[QUOTE=Mosier]
It’s difficult to understand your question, but my answer is yes, rap is destructive. It encourages intolerance, violence, and abuse toward women. The music style has become stagnant and impotent. The people making modern rap are less focused on art or expression, and more focused on a tough image they can sell. Rappers who don’t try to sell a tough image are dropped from the mainstream and abandoned, called sellouts, accused of going soft, and accused of not “keeping it real.”
It’s so predictable. Always so damned predictably confrontational in the same silly way, every single song. Real rap is dead, until fans can pull it back out of the dumpster that the labels and producers have thrown it in.
[/QUOTE]
I hate to put my ‘myth bustin’ hat on, but I am afraid I have to respond to Mosier’s statement that positive rappers are accused of ‘not keeping it real’. Actually, positive rappers get tons of respect and support from even the hardest ‘gangsta’ rappers.

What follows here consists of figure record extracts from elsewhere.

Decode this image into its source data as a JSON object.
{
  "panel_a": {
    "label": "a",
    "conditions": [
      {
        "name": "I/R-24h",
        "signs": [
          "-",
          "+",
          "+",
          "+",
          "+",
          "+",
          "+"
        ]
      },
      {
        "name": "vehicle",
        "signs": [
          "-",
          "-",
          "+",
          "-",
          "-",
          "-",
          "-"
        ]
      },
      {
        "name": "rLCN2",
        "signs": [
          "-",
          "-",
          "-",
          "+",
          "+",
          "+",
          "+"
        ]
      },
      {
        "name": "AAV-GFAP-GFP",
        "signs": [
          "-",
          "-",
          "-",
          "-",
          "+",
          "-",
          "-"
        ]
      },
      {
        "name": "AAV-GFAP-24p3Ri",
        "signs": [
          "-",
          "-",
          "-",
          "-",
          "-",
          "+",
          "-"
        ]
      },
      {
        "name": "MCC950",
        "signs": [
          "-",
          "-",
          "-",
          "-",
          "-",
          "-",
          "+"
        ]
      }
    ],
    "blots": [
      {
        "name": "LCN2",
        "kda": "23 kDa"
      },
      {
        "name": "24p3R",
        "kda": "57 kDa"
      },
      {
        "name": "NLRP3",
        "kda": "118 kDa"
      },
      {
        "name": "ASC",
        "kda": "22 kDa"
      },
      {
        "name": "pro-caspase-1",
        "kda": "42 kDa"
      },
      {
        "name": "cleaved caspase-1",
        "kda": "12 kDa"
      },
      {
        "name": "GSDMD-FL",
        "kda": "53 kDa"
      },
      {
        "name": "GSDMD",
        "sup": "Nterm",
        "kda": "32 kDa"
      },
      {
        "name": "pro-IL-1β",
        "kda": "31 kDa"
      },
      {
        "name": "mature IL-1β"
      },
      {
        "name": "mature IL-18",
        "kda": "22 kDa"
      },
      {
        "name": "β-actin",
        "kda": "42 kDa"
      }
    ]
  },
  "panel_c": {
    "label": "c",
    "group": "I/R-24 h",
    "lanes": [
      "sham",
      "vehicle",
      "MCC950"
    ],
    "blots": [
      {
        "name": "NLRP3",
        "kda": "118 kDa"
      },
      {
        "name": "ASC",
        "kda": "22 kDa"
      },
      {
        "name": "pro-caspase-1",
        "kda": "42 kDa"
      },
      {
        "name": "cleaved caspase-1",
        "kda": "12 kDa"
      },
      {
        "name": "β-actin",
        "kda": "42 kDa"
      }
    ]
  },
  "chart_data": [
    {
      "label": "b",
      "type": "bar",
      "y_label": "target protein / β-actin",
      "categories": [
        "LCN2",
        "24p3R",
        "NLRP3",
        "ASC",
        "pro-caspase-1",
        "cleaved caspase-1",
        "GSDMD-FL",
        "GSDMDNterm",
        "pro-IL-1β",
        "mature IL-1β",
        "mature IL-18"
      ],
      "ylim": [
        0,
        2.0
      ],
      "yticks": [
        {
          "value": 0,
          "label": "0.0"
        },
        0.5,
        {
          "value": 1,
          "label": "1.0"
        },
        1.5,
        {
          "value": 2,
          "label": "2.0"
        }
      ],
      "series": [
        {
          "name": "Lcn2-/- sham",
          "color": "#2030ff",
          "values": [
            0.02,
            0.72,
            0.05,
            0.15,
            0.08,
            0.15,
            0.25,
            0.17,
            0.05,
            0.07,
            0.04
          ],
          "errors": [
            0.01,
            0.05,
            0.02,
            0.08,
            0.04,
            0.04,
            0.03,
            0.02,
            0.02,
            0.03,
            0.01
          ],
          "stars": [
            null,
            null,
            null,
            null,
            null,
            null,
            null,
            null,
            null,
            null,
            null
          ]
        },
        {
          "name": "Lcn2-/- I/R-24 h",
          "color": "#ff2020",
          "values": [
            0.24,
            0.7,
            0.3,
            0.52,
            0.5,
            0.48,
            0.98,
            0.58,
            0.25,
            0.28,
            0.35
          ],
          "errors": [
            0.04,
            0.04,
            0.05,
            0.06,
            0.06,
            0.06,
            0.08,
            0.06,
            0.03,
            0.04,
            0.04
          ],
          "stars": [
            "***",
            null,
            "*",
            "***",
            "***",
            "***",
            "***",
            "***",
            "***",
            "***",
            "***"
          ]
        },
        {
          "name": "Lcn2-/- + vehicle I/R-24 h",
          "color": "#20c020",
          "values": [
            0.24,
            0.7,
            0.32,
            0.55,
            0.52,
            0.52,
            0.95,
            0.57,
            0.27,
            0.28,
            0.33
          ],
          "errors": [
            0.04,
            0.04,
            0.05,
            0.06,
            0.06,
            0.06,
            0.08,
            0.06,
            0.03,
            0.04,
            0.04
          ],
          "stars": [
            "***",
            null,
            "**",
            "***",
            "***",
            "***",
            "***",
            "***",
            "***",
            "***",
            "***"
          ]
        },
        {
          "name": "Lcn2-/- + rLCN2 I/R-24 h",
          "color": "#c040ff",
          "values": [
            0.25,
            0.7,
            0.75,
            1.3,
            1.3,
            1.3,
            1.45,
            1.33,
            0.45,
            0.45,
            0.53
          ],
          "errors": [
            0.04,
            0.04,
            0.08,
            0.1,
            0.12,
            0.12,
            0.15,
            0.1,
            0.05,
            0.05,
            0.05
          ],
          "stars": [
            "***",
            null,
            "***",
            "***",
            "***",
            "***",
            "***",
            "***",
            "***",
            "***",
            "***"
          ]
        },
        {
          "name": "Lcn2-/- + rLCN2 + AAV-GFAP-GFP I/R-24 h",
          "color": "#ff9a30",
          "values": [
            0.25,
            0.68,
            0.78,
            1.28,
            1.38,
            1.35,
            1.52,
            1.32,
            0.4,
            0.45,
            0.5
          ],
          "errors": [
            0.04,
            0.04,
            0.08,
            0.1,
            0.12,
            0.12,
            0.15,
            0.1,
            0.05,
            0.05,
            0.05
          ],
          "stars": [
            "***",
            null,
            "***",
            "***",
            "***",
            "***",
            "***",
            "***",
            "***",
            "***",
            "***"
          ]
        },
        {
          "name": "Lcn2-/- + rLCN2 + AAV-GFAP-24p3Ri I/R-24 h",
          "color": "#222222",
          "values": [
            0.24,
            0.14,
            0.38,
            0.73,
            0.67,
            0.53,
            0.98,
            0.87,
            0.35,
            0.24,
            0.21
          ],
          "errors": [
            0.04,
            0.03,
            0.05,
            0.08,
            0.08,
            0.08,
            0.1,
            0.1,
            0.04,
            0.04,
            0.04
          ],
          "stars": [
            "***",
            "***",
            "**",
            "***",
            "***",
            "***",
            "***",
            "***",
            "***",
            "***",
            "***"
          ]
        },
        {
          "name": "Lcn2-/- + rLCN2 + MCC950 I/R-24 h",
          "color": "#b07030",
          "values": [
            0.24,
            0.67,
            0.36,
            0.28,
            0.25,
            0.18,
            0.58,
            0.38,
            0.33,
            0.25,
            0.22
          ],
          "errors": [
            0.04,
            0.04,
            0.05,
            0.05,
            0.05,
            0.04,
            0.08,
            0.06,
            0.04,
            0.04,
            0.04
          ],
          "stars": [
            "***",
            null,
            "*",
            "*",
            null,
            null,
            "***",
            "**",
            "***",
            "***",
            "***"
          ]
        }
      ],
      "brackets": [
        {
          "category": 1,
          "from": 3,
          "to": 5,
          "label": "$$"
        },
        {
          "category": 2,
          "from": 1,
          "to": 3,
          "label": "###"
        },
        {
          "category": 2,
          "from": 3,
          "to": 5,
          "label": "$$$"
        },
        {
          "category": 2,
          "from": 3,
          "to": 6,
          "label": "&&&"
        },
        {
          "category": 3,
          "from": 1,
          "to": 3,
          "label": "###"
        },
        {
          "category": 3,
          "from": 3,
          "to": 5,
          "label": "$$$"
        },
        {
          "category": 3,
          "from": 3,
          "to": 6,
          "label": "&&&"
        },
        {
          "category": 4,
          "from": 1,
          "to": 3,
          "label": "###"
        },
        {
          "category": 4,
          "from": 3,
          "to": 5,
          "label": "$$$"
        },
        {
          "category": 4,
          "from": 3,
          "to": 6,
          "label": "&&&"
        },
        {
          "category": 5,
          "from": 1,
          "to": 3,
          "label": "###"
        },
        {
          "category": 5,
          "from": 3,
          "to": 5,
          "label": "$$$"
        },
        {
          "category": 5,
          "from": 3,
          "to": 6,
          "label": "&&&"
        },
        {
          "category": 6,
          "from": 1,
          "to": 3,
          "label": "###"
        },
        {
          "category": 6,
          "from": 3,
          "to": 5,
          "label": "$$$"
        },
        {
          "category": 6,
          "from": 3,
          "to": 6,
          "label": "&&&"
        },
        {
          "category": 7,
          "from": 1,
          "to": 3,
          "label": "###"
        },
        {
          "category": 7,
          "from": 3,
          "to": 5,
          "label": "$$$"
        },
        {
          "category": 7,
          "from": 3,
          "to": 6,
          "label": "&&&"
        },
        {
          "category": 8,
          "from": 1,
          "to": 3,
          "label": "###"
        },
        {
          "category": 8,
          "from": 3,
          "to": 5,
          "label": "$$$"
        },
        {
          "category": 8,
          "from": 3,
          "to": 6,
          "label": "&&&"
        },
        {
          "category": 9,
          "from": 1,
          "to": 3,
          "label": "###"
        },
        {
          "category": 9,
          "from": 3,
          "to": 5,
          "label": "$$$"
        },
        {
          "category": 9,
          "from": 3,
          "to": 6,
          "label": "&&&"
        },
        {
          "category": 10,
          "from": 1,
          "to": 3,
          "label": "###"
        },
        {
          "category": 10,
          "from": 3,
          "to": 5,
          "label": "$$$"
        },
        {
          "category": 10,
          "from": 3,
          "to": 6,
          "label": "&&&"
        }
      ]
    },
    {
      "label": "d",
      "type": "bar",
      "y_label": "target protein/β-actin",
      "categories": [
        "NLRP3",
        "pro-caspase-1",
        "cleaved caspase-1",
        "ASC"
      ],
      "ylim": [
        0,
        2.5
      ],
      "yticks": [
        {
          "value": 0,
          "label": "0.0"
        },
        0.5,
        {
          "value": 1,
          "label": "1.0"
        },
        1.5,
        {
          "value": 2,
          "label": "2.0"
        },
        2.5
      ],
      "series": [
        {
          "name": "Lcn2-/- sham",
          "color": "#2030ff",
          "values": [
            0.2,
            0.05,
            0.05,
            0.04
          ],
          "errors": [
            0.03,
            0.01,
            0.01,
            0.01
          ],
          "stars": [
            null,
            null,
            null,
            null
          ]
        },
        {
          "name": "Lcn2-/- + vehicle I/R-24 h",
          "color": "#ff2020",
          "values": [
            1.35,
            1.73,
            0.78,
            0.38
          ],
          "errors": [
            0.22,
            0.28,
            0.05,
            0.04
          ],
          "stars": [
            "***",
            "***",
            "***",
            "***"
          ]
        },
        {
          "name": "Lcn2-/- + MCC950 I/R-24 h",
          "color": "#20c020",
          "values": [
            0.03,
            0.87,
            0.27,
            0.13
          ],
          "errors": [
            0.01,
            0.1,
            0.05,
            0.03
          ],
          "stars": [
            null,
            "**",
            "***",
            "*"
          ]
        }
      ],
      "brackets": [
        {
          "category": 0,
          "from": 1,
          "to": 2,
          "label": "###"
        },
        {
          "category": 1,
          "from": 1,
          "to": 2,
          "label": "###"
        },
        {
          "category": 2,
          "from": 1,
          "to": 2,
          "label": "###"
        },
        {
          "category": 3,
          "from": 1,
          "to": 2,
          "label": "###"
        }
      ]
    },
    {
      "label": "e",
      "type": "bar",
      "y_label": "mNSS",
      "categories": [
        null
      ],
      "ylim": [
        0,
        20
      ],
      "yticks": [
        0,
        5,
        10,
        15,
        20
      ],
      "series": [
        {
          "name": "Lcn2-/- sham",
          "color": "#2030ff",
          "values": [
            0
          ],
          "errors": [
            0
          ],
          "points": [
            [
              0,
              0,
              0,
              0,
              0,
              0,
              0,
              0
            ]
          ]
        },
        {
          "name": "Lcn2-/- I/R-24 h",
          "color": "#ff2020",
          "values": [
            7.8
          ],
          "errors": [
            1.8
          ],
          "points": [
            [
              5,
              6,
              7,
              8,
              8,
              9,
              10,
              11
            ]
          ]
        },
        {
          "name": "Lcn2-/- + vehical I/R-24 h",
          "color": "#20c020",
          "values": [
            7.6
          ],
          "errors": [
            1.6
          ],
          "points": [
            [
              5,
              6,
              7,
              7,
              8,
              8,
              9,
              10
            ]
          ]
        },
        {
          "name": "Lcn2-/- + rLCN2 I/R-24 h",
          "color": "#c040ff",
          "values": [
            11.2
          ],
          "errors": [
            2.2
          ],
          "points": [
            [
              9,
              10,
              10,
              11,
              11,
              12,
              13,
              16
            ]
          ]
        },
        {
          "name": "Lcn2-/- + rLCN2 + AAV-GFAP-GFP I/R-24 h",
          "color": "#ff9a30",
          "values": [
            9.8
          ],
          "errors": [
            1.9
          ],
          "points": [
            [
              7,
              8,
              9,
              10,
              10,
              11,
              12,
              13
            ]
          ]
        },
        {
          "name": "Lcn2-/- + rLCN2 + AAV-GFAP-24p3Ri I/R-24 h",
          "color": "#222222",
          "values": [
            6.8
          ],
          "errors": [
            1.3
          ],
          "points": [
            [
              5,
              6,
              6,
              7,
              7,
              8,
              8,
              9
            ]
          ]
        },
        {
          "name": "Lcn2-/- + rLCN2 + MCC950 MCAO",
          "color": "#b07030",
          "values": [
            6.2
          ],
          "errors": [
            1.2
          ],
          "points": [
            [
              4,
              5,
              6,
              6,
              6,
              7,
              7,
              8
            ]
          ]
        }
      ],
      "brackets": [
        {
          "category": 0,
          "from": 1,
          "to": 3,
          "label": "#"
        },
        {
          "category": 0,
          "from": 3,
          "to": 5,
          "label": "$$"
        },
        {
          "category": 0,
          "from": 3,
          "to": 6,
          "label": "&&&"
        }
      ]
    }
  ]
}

KRS-ONE, Rakim, The Roots, De La Soul, Tribe Called Quest, etc, are considered the godfathers of hip-hop, and I have never heard anyone accuse them of selling out. Rappers that used to be more ‘gangsta’ have even gone more positive, like for instance, Nas. Did it cause his sales to slide? Yes, I think it did. But that is because he lost ‘commercial appeal’ and I believe he still gets much respect from ‘gangsta’ rappers and from true hip-hop fans.
You speak as if being ‘dropped from the mainstream’ means that the hip hop artist is a failure, and hip hop is dead. That is not how it works in hip-hop, though. In hip-hop, too much ‘mainstream’ is considered not good. Those that are plastered all over MTV, looking crazy, doing some watered down version of what corn balls think is hip-hop are not considered great. They are considered successful in the same way that Avril Lavine is considered successful. But when she makes music, no one declares the death of Rock and Roll. They recognize that she does not embody true rock.
Also, if hip-hop encourages intolerance, violence, and abuse toward women, then I hope you are willing to accept that there is classic literature, art, scultpures, movies, religions (Christianity included) that do the same thing. I think it very strange that hip-hop alone should be criticized for it.
Now, if you want to criticize the propaganda machine for making the worst rap* glossy and pushing it to the suburban masses, then fine. But that crap on MTV is not the whole of hip-hop…it is the tip of the ice berg. Go underground to find the best of it.
*in my opinion, not all commercial rap is crap. Eminem used to make good commercial rap, and Kenya West is a master at it. Heck, 20 years ago, Will Smith did it well too.